Королю дали десять капель снадобья, разведенного в аликантском вине. Через несколько минут он почувствовал себя лучше, осмотрелся по сторонам и, заметив отсутствие г-жи де Ментенон, поинтересовался, где она. Никто этого не знал, кроме маршала де Вильруа, который заметил ее в тот момент, когда она села в карету, и теперь послал за ней в Сен-Сир, куда она удалилась.
В четыре часа пополудни, когда король вновь впал в состояние, из которого его на короткое время вывело снадобье, ему решили дать еще одну дозу этого лекарства, однако оно вызывало у него отвращение, и он стал отказываться.
— Государь! — сказали ему. — Ведь это для того, чтобы вернуть вас к жизни!
— К жизни или к смерти, — сказал король, беря стакан, — это уж как будет угодно Богу!
Временное улучшение короля так сильно преувеличили, что дворец герцога Орлеанского, уже заполненный придворными, на глазах у него опустел в течение часа.

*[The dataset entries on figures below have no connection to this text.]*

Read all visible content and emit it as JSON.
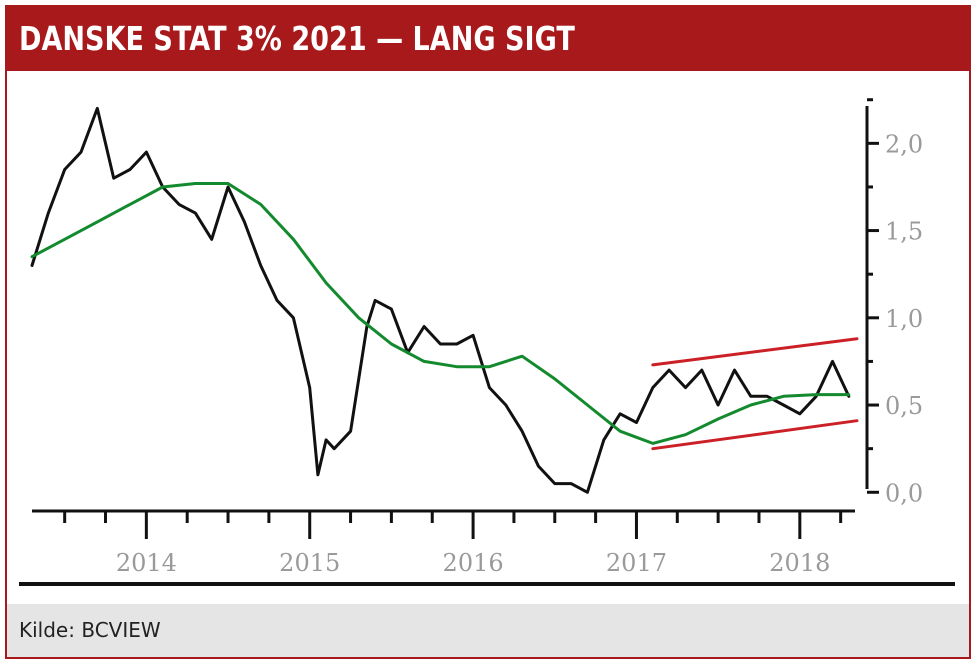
{
  "title": "DANSKE STAT 3% 2021 — LANG SIGT",
  "source": "Kilde: BCVIEW",
  "colors": {
    "brand": "#a8191b",
    "price": "#111111",
    "moving_average": "#138a2d",
    "trend_channel": "#cc2027",
    "tick_label": "#9a9a9a"
  },
  "chart_data": {
    "type": "line",
    "xlabel": "",
    "ylabel": "",
    "ylim": [
      -0.05,
      2.3
    ],
    "xlim": [
      2013.3,
      2018.35
    ],
    "x_ticks": [
      "2014",
      "2015",
      "2016",
      "2017",
      "2018"
    ],
    "y_ticks": [
      "0,0",
      "0,5",
      "1,0",
      "1,5",
      "2,0"
    ],
    "y_axis_position": "right",
    "grid": false,
    "legend": "none",
    "series": [
      {
        "kind": "price",
        "x": [
          2013.3,
          2013.4,
          2013.5,
          2013.6,
          2013.7,
          2013.8,
          2013.9,
          2014.0,
          2014.1,
          2014.2,
          2014.3,
          2014.4,
          2014.5,
          2014.6,
          2014.7,
          2014.8,
          2014.9,
          2015.0,
          2015.05,
          2015.1,
          2015.15,
          2015.25,
          2015.35,
          2015.4,
          2015.5,
          2015.6,
          2015.7,
          2015.8,
          2015.9,
          2016.0,
          2016.1,
          2016.2,
          2016.3,
          2016.4,
          2016.5,
          2016.6,
          2016.7,
          2016.8,
          2016.9,
          2017.0,
          2017.1,
          2017.2,
          2017.3,
          2017.4,
          2017.5,
          2017.6,
          2017.7,
          2017.8,
          2017.9,
          2018.0,
          2018.1,
          2018.2,
          2018.3
        ],
        "y": [
          1.3,
          1.6,
          1.85,
          1.95,
          2.2,
          1.8,
          1.85,
          1.95,
          1.75,
          1.65,
          1.6,
          1.45,
          1.75,
          1.55,
          1.3,
          1.1,
          1.0,
          0.6,
          0.1,
          0.3,
          0.25,
          0.35,
          0.95,
          1.1,
          1.05,
          0.8,
          0.95,
          0.85,
          0.85,
          0.9,
          0.6,
          0.5,
          0.35,
          0.15,
          0.05,
          0.05,
          0.0,
          0.3,
          0.45,
          0.4,
          0.6,
          0.7,
          0.6,
          0.7,
          0.5,
          0.7,
          0.55,
          0.55,
          0.5,
          0.45,
          0.55,
          0.75,
          0.55
        ]
      },
      {
        "kind": "moving_average",
        "x": [
          2013.3,
          2013.5,
          2013.7,
          2013.9,
          2014.1,
          2014.3,
          2014.5,
          2014.7,
          2014.9,
          2015.1,
          2015.3,
          2015.5,
          2015.7,
          2015.9,
          2016.1,
          2016.3,
          2016.5,
          2016.7,
          2016.9,
          2017.1,
          2017.3,
          2017.5,
          2017.7,
          2017.9,
          2018.1,
          2018.3
        ],
        "y": [
          1.35,
          1.45,
          1.55,
          1.65,
          1.75,
          1.77,
          1.77,
          1.65,
          1.45,
          1.2,
          1.0,
          0.85,
          0.75,
          0.72,
          0.72,
          0.78,
          0.65,
          0.5,
          0.35,
          0.28,
          0.33,
          0.42,
          0.5,
          0.55,
          0.56,
          0.56
        ]
      },
      {
        "kind": "channel_upper",
        "x": [
          2017.1,
          2018.35
        ],
        "y": [
          0.73,
          0.88
        ]
      },
      {
        "kind": "channel_lower",
        "x": [
          2017.1,
          2018.35
        ],
        "y": [
          0.25,
          0.41
        ]
      }
    ]
  }
}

Людовик XIV выказал крайнюю досаду от того, что не удалось найти г-жу де Ментенон, без которой он уже не мог ни жить, ни умереть. В конце концов она приехала и, оправдываясь в ответ на упреки короля, заявила, что уезжала для того, чтобы присоединить свои молитвы к молитвам воспитанниц Сен-Сира.
На следующий день королю стало немного лучше, и он даже съел пару сухариков, смоченных в аликантском вине. В этот день Сен-Симон нанес визит герцогу Орлеанскому и застал его покои совершенно опустевшими.
Тридцатого августа король ослаб, как никогда прежде. Видя, что король начал путаться в мыслях, г-жа де Ментенон перешла в свои покои, куда за ней, против ее воли, последовал г-н де Кавуа. Она хотела положить там в шкатулку какие-то бумаги, чтобы увезти их с собой, однако г-н де Кавуа воспротивился этому, заявив, что он получил приказ герцога Орлеанского изъять все ее бумаги. Этот приказ совершенно ошеломил г-жу де Ментенон.
— Но мне будет позволено, сударь, — спросила она после минутного молчания, — располагать хотя бы своей мебелью?
— Да, сударыня, — ответил Кавуа, — за исключением той, что принадлежит короне.